When Billy Campbell wanted to take a year off from his role as the power-tripping tycoon Jordan Collier on “The 4400” so he could sail the globe on a tall ship, the writers simply had Jordan shot to death.
Now Campbell has returned from his philanthropic voyage delivering educational supplies to remote locations, and Jordan’s back, too.
You see, one can do that on a sci-fi series about a diverse group of people who vanished at various times during the last 50 years, then returned to Earth en masse.
What exactly happened to Jordan when he was killed in the middle of last season will start unraveling with his reappearance on the Aug. 6 episode of the USA Network series, which airs Sundays at 9 p.m.
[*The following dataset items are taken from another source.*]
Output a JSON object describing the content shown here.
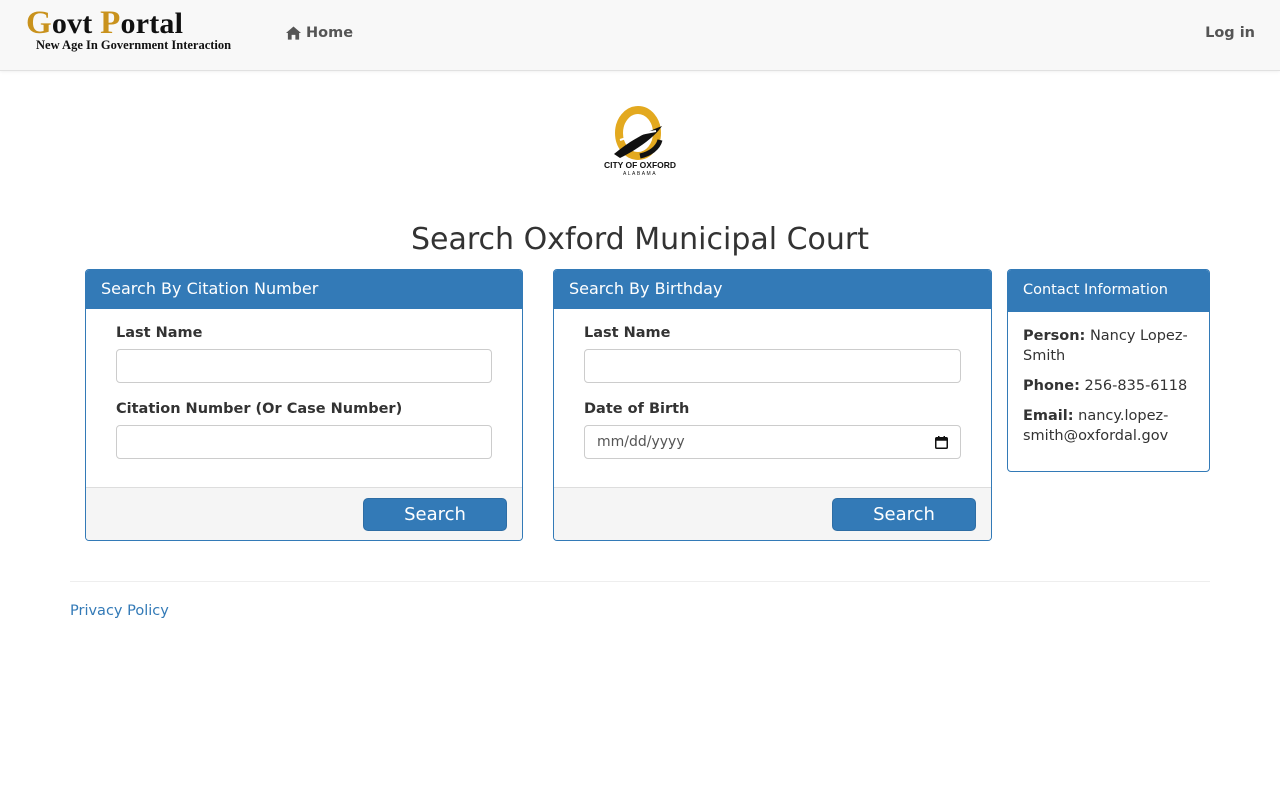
{
  "navbar": {
    "brand": {
      "g_letter": "G",
      "title_part1": "ovt ",
      "p_letter": "P",
      "title_part2": "ortal",
      "tagline": "New Age In Government Interaction"
    },
    "home_label": "Home",
    "login_label": "Log in"
  },
  "logo": {
    "line1": "CITY OF OXFORD",
    "line2": "ALABAMA",
    "colors": {
      "gold": "#e3a91f",
      "black": "#111111"
    }
  },
  "page_title": "Search Oxford Municipal Court",
  "citation_panel": {
    "heading": "Search By Citation Number",
    "last_name_label": "Last Name",
    "last_name_value": "",
    "citation_label": "Citation Number (Or Case Number)",
    "citation_value": "",
    "search_label": "Search"
  },
  "birthday_panel": {
    "heading": "Search By Birthday",
    "last_name_label": "Last Name",
    "last_name_value": "",
    "dob_label": "Date of Birth",
    "dob_placeholder": "mm/dd/yyyy",
    "search_label": "Search"
  },
  "contact_panel": {
    "heading": "Contact Information",
    "person_label": "Person:",
    "person_value": "Nancy Lopez-Smith",
    "phone_label": "Phone:",
    "phone_value": "256-835-6118",
    "email_label": "Email:",
    "email_value": "nancy.lopez-smith@oxfordal.gov"
  },
  "footer": {
    "privacy_label": "Privacy Policy"
  },
  "colors": {
    "primary": "#337ab7",
    "brand_gold": "#c9921d",
    "navbar_bg": "#f8f8f8",
    "footer_bg": "#f5f5f5"
  }
}
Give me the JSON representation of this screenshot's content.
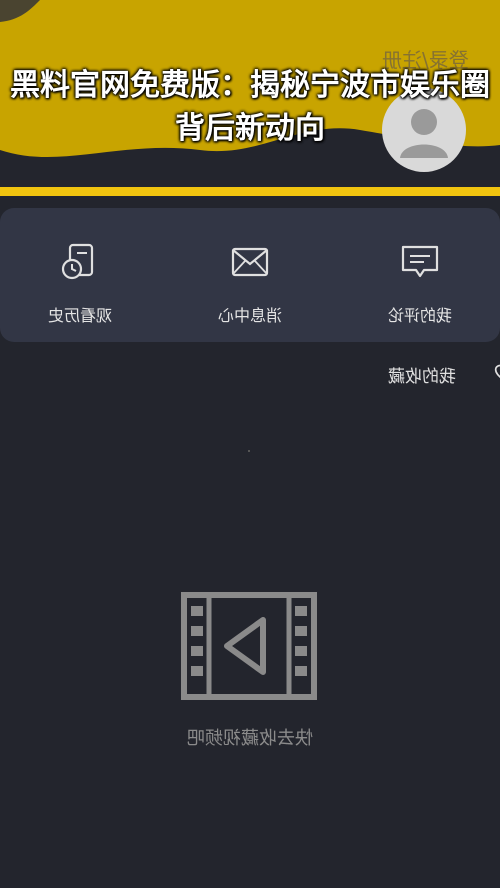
{
  "header": {
    "login_label": "登录/注册",
    "title": "黑料官网免费版：揭秘宁波市娱乐圈背后新动向"
  },
  "menu": [
    {
      "label": "观看历史",
      "icon": "clock-document-icon"
    },
    {
      "label": "消息中心",
      "icon": "envelope-icon"
    },
    {
      "label": "我的评论",
      "icon": "comment-icon"
    }
  ],
  "favorites": {
    "label": "我的收藏",
    "icon": "heart-icon",
    "empty_text": "快去收藏视频吧",
    "empty_icon": "video-film-icon"
  },
  "colors": {
    "header_bg": "#c8a400",
    "accent_bar": "#f1c40f",
    "page_bg": "#23252d",
    "card_bg": "#323645"
  }
}
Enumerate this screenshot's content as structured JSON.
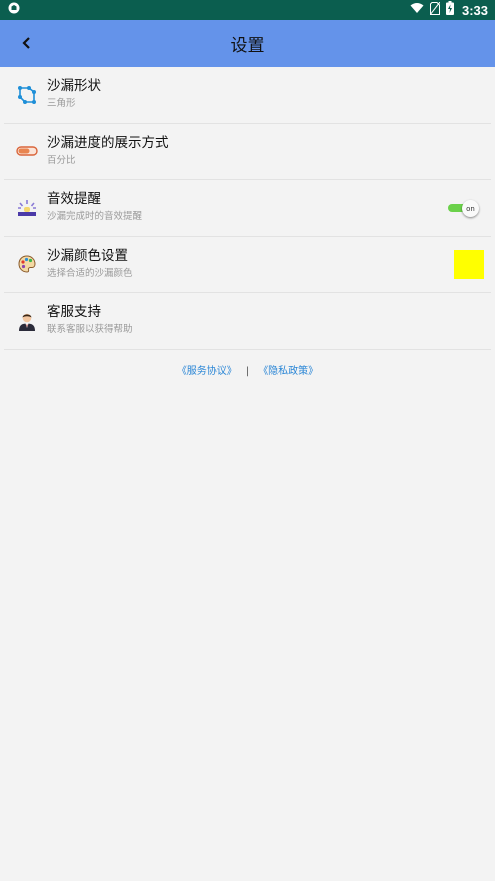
{
  "status_bar": {
    "time": "3:33"
  },
  "toolbar": {
    "title": "设置"
  },
  "settings": [
    {
      "title": "沙漏形状",
      "subtitle": "三角形",
      "icon": "shape-icon"
    },
    {
      "title": "沙漏进度的展示方式",
      "subtitle": "百分比",
      "icon": "progress-icon"
    },
    {
      "title": "音效提醒",
      "subtitle": "沙漏完成时的音效提醒",
      "icon": "sound-icon",
      "toggle": {
        "label": "on",
        "state": "on",
        "color": "#6bd14a"
      }
    },
    {
      "title": "沙漏颜色设置",
      "subtitle": "选择合适的沙漏颜色",
      "icon": "palette-icon",
      "swatch_color": "#ffff00"
    },
    {
      "title": "客服支持",
      "subtitle": "联系客服以获得帮助",
      "icon": "support-agent-icon"
    }
  ],
  "footer": {
    "service_link": "《服务协议》",
    "separator": "|",
    "privacy_link": "《隐私政策》"
  },
  "colors": {
    "status_bar": "#0b5e4f",
    "toolbar": "#6493ea",
    "link": "#2a86d6"
  }
}
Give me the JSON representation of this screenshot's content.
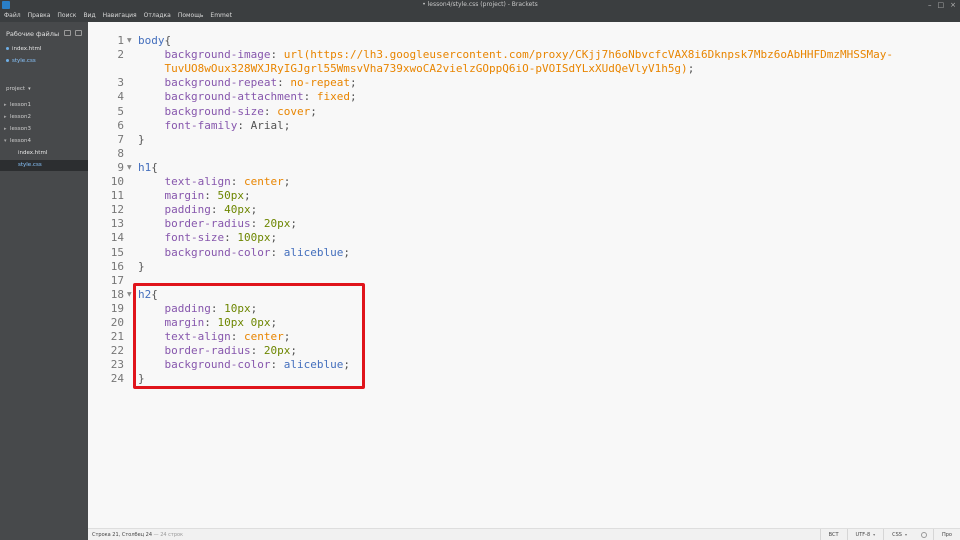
{
  "window": {
    "title": "• lesson4/style.css (project) - Brackets"
  },
  "menu": [
    "Файл",
    "Правка",
    "Поиск",
    "Вид",
    "Навигация",
    "Отладка",
    "Помощь",
    "Emmet"
  ],
  "sidebar": {
    "working_files_header": "Рабочие файлы",
    "working_files": [
      {
        "name": "index.html",
        "selected": false
      },
      {
        "name": "style.css",
        "selected": true
      }
    ],
    "project_label": "project",
    "tree": [
      "lesson1",
      "lesson2",
      "lesson3",
      "lesson4"
    ],
    "lesson4_files": [
      {
        "name": "index.html",
        "selected": false
      },
      {
        "name": "style.css",
        "selected": true
      }
    ]
  },
  "editor": {
    "line_numbers": [
      "1",
      "2",
      "",
      "3",
      "4",
      "5",
      "6",
      "7",
      "8",
      "9",
      "10",
      "11",
      "12",
      "13",
      "14",
      "15",
      "16",
      "17",
      "18",
      "19",
      "20",
      "21",
      "22",
      "23",
      "24"
    ],
    "fold_markers": [
      "1",
      "9",
      "18"
    ],
    "lines": [
      {
        "parts": [
          [
            "sel",
            "body"
          ],
          [
            "punc",
            "{"
          ]
        ]
      },
      {
        "parts": [
          [
            "ind",
            "    "
          ],
          [
            "prop",
            "background-image"
          ],
          [
            "punc",
            ": "
          ],
          [
            "val",
            "url(https://lh3.googleusercontent.com/proxy/CKjj7h6oNbvcfcVAX8i6Dknpsk7Mbz6oAbHHFDmzMHSSMay-"
          ]
        ]
      },
      {
        "parts": [
          [
            "ind",
            "    "
          ],
          [
            "val",
            "TuvUO8wOux328WXJRyIGJgrl55WmsvVha739xwoCA2vielzGOppQ6iO-pVOISdYLxXUdQeVlyV1h5g)"
          ],
          [
            "punc",
            ";"
          ]
        ]
      },
      {
        "parts": [
          [
            "ind",
            "    "
          ],
          [
            "prop",
            "background-repeat"
          ],
          [
            "punc",
            ": "
          ],
          [
            "val",
            "no-repeat"
          ],
          [
            "punc",
            ";"
          ]
        ]
      },
      {
        "parts": [
          [
            "ind",
            "    "
          ],
          [
            "prop",
            "background-attachment"
          ],
          [
            "punc",
            ": "
          ],
          [
            "val",
            "fixed"
          ],
          [
            "punc",
            ";"
          ]
        ]
      },
      {
        "parts": [
          [
            "ind",
            "    "
          ],
          [
            "prop",
            "background-size"
          ],
          [
            "punc",
            ": "
          ],
          [
            "val",
            "cover"
          ],
          [
            "punc",
            ";"
          ]
        ]
      },
      {
        "parts": [
          [
            "ind",
            "    "
          ],
          [
            "prop",
            "font-family"
          ],
          [
            "punc",
            ": Arial;"
          ]
        ]
      },
      {
        "parts": [
          [
            "punc",
            "}"
          ]
        ]
      },
      {
        "parts": []
      },
      {
        "parts": [
          [
            "sel",
            "h1"
          ],
          [
            "punc",
            "{"
          ]
        ]
      },
      {
        "parts": [
          [
            "ind",
            "    "
          ],
          [
            "prop",
            "text-align"
          ],
          [
            "punc",
            ": "
          ],
          [
            "val",
            "center"
          ],
          [
            "punc",
            ";"
          ]
        ]
      },
      {
        "parts": [
          [
            "ind",
            "    "
          ],
          [
            "prop",
            "margin"
          ],
          [
            "punc",
            ": "
          ],
          [
            "num",
            "50px"
          ],
          [
            "punc",
            ";"
          ]
        ]
      },
      {
        "parts": [
          [
            "ind",
            "    "
          ],
          [
            "prop",
            "padding"
          ],
          [
            "punc",
            ": "
          ],
          [
            "num",
            "40px"
          ],
          [
            "punc",
            ";"
          ]
        ]
      },
      {
        "parts": [
          [
            "ind",
            "    "
          ],
          [
            "prop",
            "border-radius"
          ],
          [
            "punc",
            ": "
          ],
          [
            "num",
            "20px"
          ],
          [
            "punc",
            ";"
          ]
        ]
      },
      {
        "parts": [
          [
            "ind",
            "    "
          ],
          [
            "prop",
            "font-size"
          ],
          [
            "punc",
            ": "
          ],
          [
            "num",
            "100px"
          ],
          [
            "punc",
            ";"
          ]
        ]
      },
      {
        "parts": [
          [
            "ind",
            "    "
          ],
          [
            "prop",
            "background-color"
          ],
          [
            "punc",
            ": "
          ],
          [
            "sel",
            "aliceblue"
          ],
          [
            "punc",
            ";"
          ]
        ]
      },
      {
        "parts": [
          [
            "punc",
            "}"
          ]
        ]
      },
      {
        "parts": []
      },
      {
        "parts": [
          [
            "sel",
            "h2"
          ],
          [
            "punc",
            "{"
          ]
        ]
      },
      {
        "parts": [
          [
            "ind",
            "    "
          ],
          [
            "prop",
            "padding"
          ],
          [
            "punc",
            ": "
          ],
          [
            "num",
            "10px"
          ],
          [
            "punc",
            ";"
          ]
        ]
      },
      {
        "parts": [
          [
            "ind",
            "    "
          ],
          [
            "prop",
            "margin"
          ],
          [
            "punc",
            ": "
          ],
          [
            "num",
            "10px 0px"
          ],
          [
            "punc",
            ";"
          ]
        ]
      },
      {
        "parts": [
          [
            "ind",
            "    "
          ],
          [
            "prop",
            "text-align"
          ],
          [
            "punc",
            ": "
          ],
          [
            "val",
            "center"
          ],
          [
            "punc",
            ";"
          ]
        ]
      },
      {
        "parts": [
          [
            "ind",
            "    "
          ],
          [
            "prop",
            "border-radius"
          ],
          [
            "punc",
            ": "
          ],
          [
            "num",
            "20px"
          ],
          [
            "punc",
            ";"
          ]
        ]
      },
      {
        "parts": [
          [
            "ind",
            "    "
          ],
          [
            "prop",
            "background-color"
          ],
          [
            "punc",
            ": "
          ],
          [
            "sel",
            "aliceblue"
          ],
          [
            "punc",
            ";"
          ]
        ]
      },
      {
        "parts": [
          [
            "punc",
            "}"
          ]
        ]
      }
    ]
  },
  "statusbar": {
    "position": "Строка 21, Столбец 24",
    "lines_count": "— 24 строк",
    "insert_mode": "ВСТ",
    "encoding": "UTF-8",
    "language": "CSS",
    "extra": "Про"
  },
  "colors": {
    "highlight_border": "#e0141b",
    "selector": "#446fbd",
    "property": "#8757ad",
    "value": "#e88501",
    "number": "#6d8600"
  }
}
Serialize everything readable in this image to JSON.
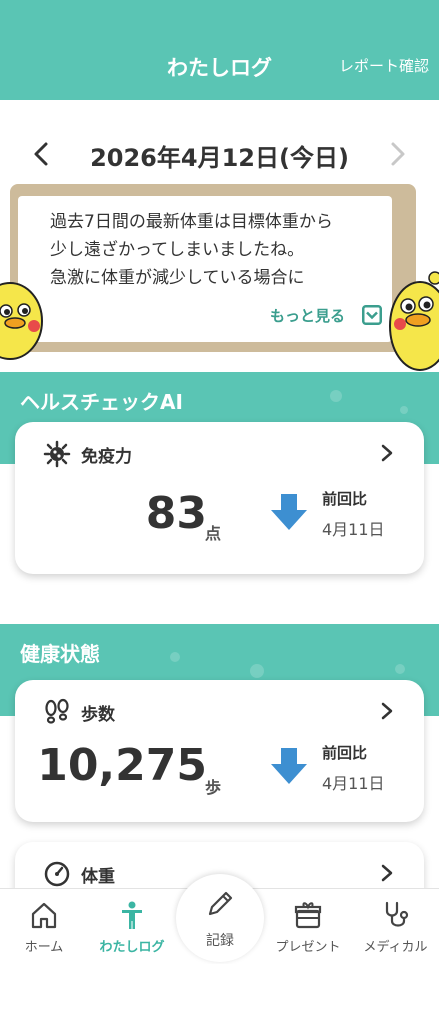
{
  "header": {
    "title": "わたしログ",
    "report_link": "レポート確認"
  },
  "date_nav": {
    "date": "2026年4月12日(今日)",
    "prev_icon": "chevron-left-icon",
    "next_icon": "chevron-right-icon"
  },
  "message_board": {
    "lines": [
      "過去7日間の最新体重は目標体重から",
      "少し遠ざかってしまいましたね。",
      "急激に体重が減少している場合に"
    ],
    "more_label": "もっと見る"
  },
  "health_check": {
    "section_title": "ヘルスチェックAI",
    "card": {
      "title": "免疫力",
      "value": "83",
      "unit": "点",
      "compare_label": "前回比",
      "compare_date": "4月11日",
      "trend": "down"
    }
  },
  "health_status": {
    "section_title": "健康状態",
    "steps_card": {
      "title": "歩数",
      "value": "10,275",
      "unit": "歩",
      "compare_label": "前回比",
      "compare_date": "4月11日",
      "trend": "down"
    },
    "weight_card": {
      "title": "体重"
    }
  },
  "bottom_nav": {
    "items": [
      {
        "label": "ホーム",
        "icon": "home-icon"
      },
      {
        "label": "わたしログ",
        "icon": "person-icon",
        "active": true
      },
      {
        "label": "記録",
        "icon": "pencil-icon"
      },
      {
        "label": "プレゼント",
        "icon": "gift-icon"
      },
      {
        "label": "メディカル",
        "icon": "stethoscope-icon"
      }
    ]
  },
  "colors": {
    "accent": "#5ac5b4",
    "arrow": "#3d8fd1",
    "board": "#cdbb9b"
  }
}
ET.
But we do know he’s back possessed of new powers, full of strange tales and “ever manipulative,” says Campbell.
Jordan also will look a bit different because the 47-year-old actor, previously best known as Rick Sammler on the romantic drama “Once and Again,” has “less body fat, more muscle” and his hair and beard have developed a “shaggy” look from the voyage.
Campbell returned to “The 4400” set in June — “straight off the boat ... About 24 hours earlier I had been scrubbing a toilet on the ship.”
His sailing duties also included time as a rigger, “up in the masts, fixing things,” not to mention “keeping alive the last embers of the great age of sail.”
The crew of about 50 visited such isolated spots as Pitcairn Island, where a few descendants of The Bounty mutineers still live, and the Galapagos Islands, famous for their unique wildlife.
“Glorious stuff was, for instance, running under reduced sail in the teeth of a gale for two days off the coast of Africa; glorious stuff was being converged on by hundreds of dolphins at one time; glorious stuff was climbing mountains, meeting local people and children, finding active volcanos,” says Campbell, still imbued with the thrill of the journey.
“Billy’s like the guy, who, as they say, has seen the elephant. He can pretty much stand up in front of a group of people and make them believe whatever he wants them to believe,” says executive producer Ira Steven Behr, impressed with Campbell’s storytelling talent on screen and off.
Joel Gretsch, who plays Tom Baldwin, the National Threat Assessment Command agent responsible for trying to figure out the good and the bad of the 4,400 returnees, is delighted Campbell’s back and impressed by the way the writers have made the return “like art and life imitating each other.”
“Billy’s telling you a story about the tall ship and then all of a sudden you put the camera on him and he’s talking about what Collier saw. It’s so lovely and he does both with such wonderful excitement,” Gretsch says.
While Gretsch stresses the show’s character-driven strengths, Campbell views it more objectively. He feels it shouldn’t take itself all that seriously and spend too much time showing people hashing out their problems.
“The key to the show’s success is that it’s a really great, fun concept, and I think as long as they remember that, they will have success,” he says.
It’s not yet known whether there’ll be a fourth season for “The 4400,” but if so, Collier will probably be sticking around. Certainly for the conclusion of this season, Behr says, “All eyes are on him. He will have great impact.”
Taking time out to sail the seas has not changed Campbell’s mind about his career choice. “What other career do you suppose I could have that would allow me to leave and pay me well when I come back.”
Of course, it helps to have a sci-fi gig.